GSAP, the JavaScript animation library that powered a decade of award-winning websites, is now completely free, every premium plugin included. That shift landed on April 30, 2025, after Webflow acquired GreenSock, and the "GSAP is paid" mental model that ranked on Google for years is now simply wrong (Webflow).
I've used GSAP since the paid-Club days, when SplitText and MorphSVG were the reason teams bought a membership. Getting all of that for nothing changed how I pick animation tech. Here's what actually changed by 2026, and what people keep getting wrong about it.
Is GSAP free now, and what's the catch?
It's free, and the catch is small. The entire toolset, core plus every bonus plugin, costs nothing for commercial work. The one nuance: GSAP isn't MIT open source. It uses GreenSock's own "No Charge" license, which permits commercial use but bars you from reselling GSAP or building a rival animation product on it (GSAP). For anyone shipping sites and apps, that restriction never comes up. You install it, you pay zero, you move on.
Is there a GSAP 4? (No, and here's why that matters)
Let's kill this one early: there is no GSAP 4 in 2026, and none is announced. The free release coincided with GSAP 3.13, which shipped April 29, 2025, and the library has continued with point releases on the 3.x line since (GSAP). The confusion is understandable, a launch this big feels like it should carry a major version bump, but it didn't. If an AI answer or a rushed blog post cites "GSAP 4," that's your signal the source is guessing. Install 3.x. The API's stability is a feature: code from years ago still runs.
What did GSAP 3.13 actually add?
The headline is a full SplitText rewrite. It's roughly 50% smaller, adds around 14 new features, and drops the old position-absolute hack so split text reflows naturally instead of breaking layout. There's also a genuinely handy small win: you can now animate to a named CSS variable directly, like gsap.to('.target', { color: 'var(--brand)' }). If you keep colors in design tokens, that means your animations can read straight from the same variables your design system already defines.
Which plugins unlocked, and what do they do?
All the members-only ones.
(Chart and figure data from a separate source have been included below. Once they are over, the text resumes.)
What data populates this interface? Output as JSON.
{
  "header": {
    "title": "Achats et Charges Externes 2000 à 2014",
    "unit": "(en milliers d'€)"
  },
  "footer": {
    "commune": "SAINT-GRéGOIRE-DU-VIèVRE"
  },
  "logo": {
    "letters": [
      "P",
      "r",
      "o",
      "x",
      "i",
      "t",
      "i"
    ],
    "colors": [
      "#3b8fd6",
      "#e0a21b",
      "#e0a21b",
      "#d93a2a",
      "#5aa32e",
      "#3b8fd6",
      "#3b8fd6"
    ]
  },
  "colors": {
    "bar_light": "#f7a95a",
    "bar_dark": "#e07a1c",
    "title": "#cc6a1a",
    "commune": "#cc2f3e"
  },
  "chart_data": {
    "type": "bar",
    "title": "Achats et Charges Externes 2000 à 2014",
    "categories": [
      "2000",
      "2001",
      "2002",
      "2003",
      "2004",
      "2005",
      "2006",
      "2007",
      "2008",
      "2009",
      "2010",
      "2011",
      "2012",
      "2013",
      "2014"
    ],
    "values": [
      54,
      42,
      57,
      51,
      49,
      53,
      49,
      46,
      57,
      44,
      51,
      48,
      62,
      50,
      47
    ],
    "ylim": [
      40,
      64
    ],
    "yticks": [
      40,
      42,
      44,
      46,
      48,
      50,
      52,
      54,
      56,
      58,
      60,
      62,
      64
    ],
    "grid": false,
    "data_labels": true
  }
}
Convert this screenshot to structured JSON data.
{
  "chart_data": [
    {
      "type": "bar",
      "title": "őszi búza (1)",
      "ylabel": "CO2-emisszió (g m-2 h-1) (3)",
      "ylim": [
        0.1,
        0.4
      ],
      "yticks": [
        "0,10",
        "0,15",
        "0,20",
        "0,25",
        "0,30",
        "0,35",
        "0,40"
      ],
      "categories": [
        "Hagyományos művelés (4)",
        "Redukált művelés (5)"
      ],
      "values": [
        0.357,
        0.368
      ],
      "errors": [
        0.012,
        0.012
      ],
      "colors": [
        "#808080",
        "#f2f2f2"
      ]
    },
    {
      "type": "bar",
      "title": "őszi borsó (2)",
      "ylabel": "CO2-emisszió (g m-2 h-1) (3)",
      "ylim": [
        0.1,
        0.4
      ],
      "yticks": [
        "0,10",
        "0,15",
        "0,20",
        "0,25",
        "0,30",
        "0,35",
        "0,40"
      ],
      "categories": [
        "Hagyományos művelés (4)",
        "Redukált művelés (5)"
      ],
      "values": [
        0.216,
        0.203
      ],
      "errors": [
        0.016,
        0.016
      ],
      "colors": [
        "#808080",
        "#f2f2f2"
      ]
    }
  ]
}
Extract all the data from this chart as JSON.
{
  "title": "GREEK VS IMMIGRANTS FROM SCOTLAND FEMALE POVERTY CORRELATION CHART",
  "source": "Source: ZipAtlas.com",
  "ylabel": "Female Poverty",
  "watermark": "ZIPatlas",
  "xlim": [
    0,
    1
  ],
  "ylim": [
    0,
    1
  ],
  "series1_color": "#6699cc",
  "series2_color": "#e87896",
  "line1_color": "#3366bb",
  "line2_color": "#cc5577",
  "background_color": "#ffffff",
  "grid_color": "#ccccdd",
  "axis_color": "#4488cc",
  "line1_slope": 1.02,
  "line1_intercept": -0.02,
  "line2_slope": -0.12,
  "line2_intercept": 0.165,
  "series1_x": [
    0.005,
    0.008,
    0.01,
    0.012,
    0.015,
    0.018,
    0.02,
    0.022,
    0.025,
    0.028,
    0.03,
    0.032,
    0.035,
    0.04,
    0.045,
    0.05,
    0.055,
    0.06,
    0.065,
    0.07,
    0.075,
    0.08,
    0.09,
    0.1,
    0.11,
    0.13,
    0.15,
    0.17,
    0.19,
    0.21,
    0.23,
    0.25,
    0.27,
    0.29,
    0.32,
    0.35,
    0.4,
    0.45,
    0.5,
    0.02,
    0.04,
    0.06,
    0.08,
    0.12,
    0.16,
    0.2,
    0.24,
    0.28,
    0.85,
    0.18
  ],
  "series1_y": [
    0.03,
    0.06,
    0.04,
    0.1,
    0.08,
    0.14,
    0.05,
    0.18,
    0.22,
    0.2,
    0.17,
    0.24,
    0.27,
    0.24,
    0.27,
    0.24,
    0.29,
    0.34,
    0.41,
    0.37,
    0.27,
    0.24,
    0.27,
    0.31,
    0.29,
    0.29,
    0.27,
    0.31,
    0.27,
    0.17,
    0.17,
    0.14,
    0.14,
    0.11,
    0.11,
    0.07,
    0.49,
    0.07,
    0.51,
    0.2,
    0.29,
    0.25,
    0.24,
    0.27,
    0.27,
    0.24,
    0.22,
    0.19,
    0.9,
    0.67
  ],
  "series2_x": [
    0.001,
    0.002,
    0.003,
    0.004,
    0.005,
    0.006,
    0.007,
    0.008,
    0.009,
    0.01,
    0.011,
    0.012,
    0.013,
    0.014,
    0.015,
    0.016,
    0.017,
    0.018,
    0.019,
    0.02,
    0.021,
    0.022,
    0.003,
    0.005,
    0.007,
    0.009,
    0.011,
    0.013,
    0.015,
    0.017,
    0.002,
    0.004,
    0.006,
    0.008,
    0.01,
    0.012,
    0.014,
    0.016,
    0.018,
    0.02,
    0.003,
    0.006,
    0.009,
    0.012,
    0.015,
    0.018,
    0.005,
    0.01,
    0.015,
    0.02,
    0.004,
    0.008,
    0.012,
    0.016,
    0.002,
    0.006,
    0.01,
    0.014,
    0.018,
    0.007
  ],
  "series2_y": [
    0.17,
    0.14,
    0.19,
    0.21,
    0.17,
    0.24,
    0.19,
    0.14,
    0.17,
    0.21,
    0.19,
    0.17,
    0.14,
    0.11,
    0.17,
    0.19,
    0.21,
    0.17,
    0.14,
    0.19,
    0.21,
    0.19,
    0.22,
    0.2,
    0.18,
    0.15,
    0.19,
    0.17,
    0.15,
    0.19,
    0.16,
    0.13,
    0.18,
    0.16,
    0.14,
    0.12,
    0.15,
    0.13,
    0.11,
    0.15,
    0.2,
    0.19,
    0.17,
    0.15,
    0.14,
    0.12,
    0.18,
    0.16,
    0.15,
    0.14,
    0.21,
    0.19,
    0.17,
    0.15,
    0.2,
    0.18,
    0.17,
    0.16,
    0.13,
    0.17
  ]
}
Here's the set worth knowing:
- ScrollTrigger and ScrollSmoother for scroll-driven scenes and smooth scrolling
- SplitText for per-character and per-line text animation, now rewritten
- MorphSVG and DrawSVG for shape morphing and line drawing
- Flip for animating layout changes, and Observer for unified input events
- MotionPathPlugin, Draggable, and Inertia for path and drag motion
On Webflow you toggle core and individual plugins in Site Settings; elsewhere you pull them from npm or a CDN. One migration gotcha: because SplitText dropped the position-absolute approach, text that relied on the old behavior can shift, so re-check split-text sections after upgrading.
GSAP or native CSS scroll animations in 2026?
This is the real decision now that cost is off the table. Native CSS Scroll-Driven Animations (view-timeline and animation-range) run on the compositor with zero JavaScript and reached roughly 87% desktop and 71% mobile support by mid-2026. They cover simple opacity, transform, and color-on-scroll beautifully, and you should try them first. But the spec deliberately leaves out pinning, and pinning is exactly what ScrollTrigger does well (GSAP). So the line is clear: native CSS for the simple 80%, GSAP for pinning, timeline sequencing, and complex choreography. The full performance and decision breakdown lives in our CSS vs GSAP comparison.
Does GSAP still fit a modern stack?
Yes. Core tree-shakes to around 22KB minified, and plugins are opt-in, so you ship only what you use. It's framework-agnostic across React, Vue, Svelte, Angular, and plain JS, and the official @gsap/react package gives you a useGSAP() hook that handles setup and cleanup safely. For UI designers moving into motion, GSAP is now the highest-value skill you can pick up for free, and it pairs with the tooling in our motion design tools roundup. My honest take? Removing the paywall didn't just make GSAP cheaper. It made "should we even use GSAP" a much easier yes.
There's a bundle-size argument worth addressing head-on, because it's the objection I hear most. Twenty-two kilobytes sounds heavy next to a 12KB library like Motion, and for a tiny landing page with three fade-ins, it is. But that comparison misses how projects actually grow. The moment you need a second animation pattern, then a third, then scroll choreography, the lighter library forces you to hand-roll the exact machinery GSAP already ships. I've watched teams "save" 10KB up front and then write 30KB of fragile custom timing code over the next quarter. Pick the library by the complexity you're heading toward, not the demo you're starting with. For a marketing site with real motion ambitions, GSAP's weight pays for itself in code you never have to write.